Les athlètes doivent maintenant payer de leur poche les camps d’entraînement, les thérapeutes, les psychologues du sport et les nutritionnistes, des coûts auxquels Marquis n’avait pas à faire face.

« Les athlètes quittent prématurément le système sportif », a admis le Québécois âgé de 36 ans.

« Les athlètes n’ont pas nécessairement les ressources financières pour continuer et se retrouvent à un carrefour où ce n’est pas le talent qui est le facteur limitant, mais plutôt: ‘Est-ce que je peux encore payer mes factures? Dois-je retourner aux études? Il est probablement temps de trouver un emploi’. »

Le premier ministre Mark Carney a laissé entendre que des fonds supplémentaires pourraient être débloqués dans des commentaires qu’il a faits le 14 mars aux athlètes canadiens participant à des épreuves de ski en Norvège.

« L’une de nos conclusions est que nous devons réformer […] notre financement des athlètes, a déclaré M. Carney dans une vidéo publiée sur la chaîne YouTube de CPAC. Nous allons nous y atteler de manière très réfléchie au cours des six prochains mois.

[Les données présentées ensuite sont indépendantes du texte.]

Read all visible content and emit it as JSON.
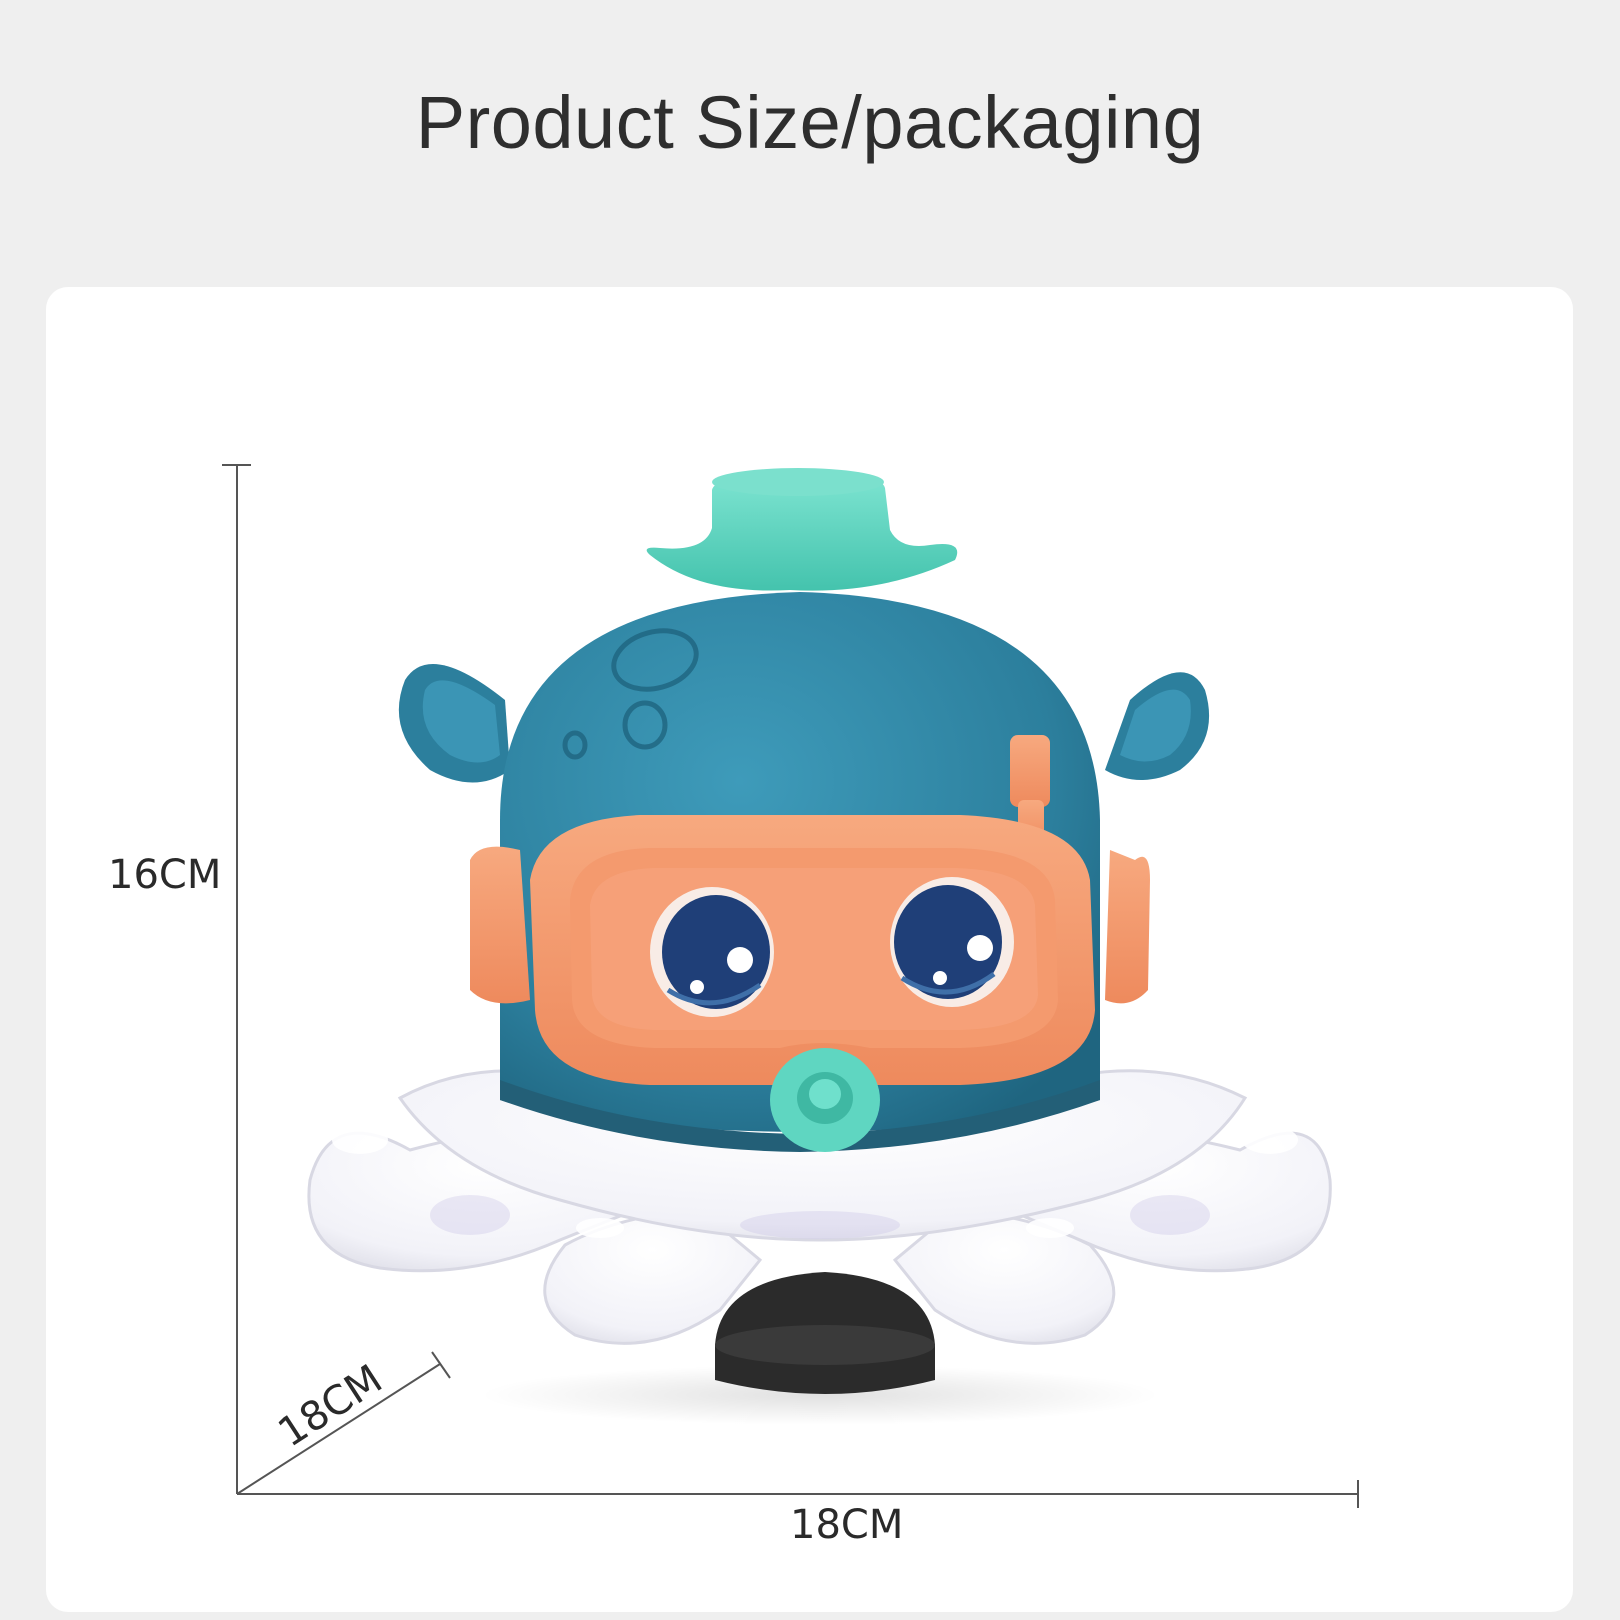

« Du terrain de jeu au podium. Nous allons bien faire les choses. Nous allons nous rapprocher davantage de la Norvège à cet égard », a-t-il assuré.

Interrogé mardi à Ottawa sur les demandes de financement formulées dans le rapport de la commission, le secrétaire d’État aux Sports, Adam van Koeverden, a répondu : « Comme l’a dit le premier ministre à Holmenkollen et à Oslo l’autre jour, notre gouvernement veut réformer le système sportif canadien, du terrain de jeu au podium.

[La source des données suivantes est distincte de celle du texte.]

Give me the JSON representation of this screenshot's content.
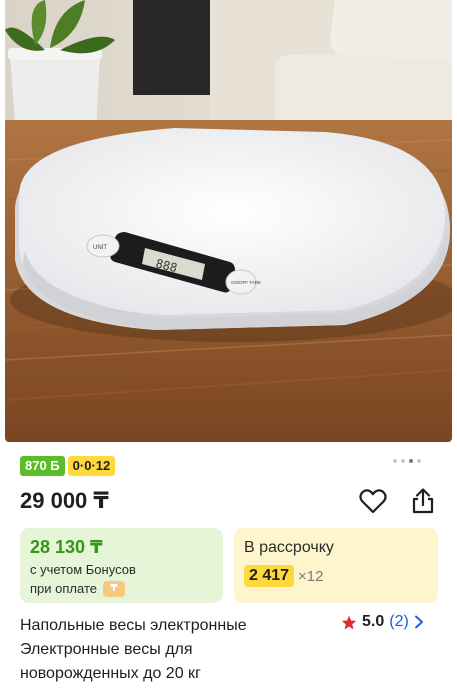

« Nous voulons nous assurer que cela se traduise par une augmentation du financement à tous les niveaux de gouvernement. Je crois fermement que le sport ne relève pas exclusivement de la compétence fédérale », a-t-il déclaré.

« L’une des principales raisons pour lesquelles je me suis présenté aux élections il y a huit ans était de veiller à ce que nous continuions à utiliser le sport comme un moyen de renforcer la nation, ce qui nécessite certainement davantage de financement au niveau fédéral, provincial et territorial, ainsi qu’au niveau municipal dans tout le pays », a résumé van Koeverden.

David Shoemaker, directeur général du Comité olympique canadien, s’est senti encouragé par les propos de M. Carney en Norvège.

« J’ai interprété cela comme signifiant que nous allons exceller sur la scène mondiale et soutenir nos athlètes canadiens comme ils méritent de l’être, à l’instar de ce que fait la Norvège pour ses athlètes, mais que nous allons également veiller à ce que les investissements nécessaires soient en place pour élargir le nombre de participants au sport organisé dans tout le pays, a-t-il déclaré. C’est ce que la Norvège fait si bien. »

Son homologue au Comité paralympique canadien, Karen O’Neill, estime que la convergence des Jeux d’hiver, du rapport de la commission et des propos de M. Carney laisse présager un changement significatif.

« Nous espérons vraiment que le terrain est prêt pour faire des annonces, assurer un suivi et réaffirmer des investissements substantiels qui transformeront certainement le leadership, les investissements et, très honnêtement, l’avenir du sport au Canada, car il est grand temps », a mentionné Mme O’Neill.

« Ç’aurait dû être fait depuis longtemps déjà », a-t-elle conclu.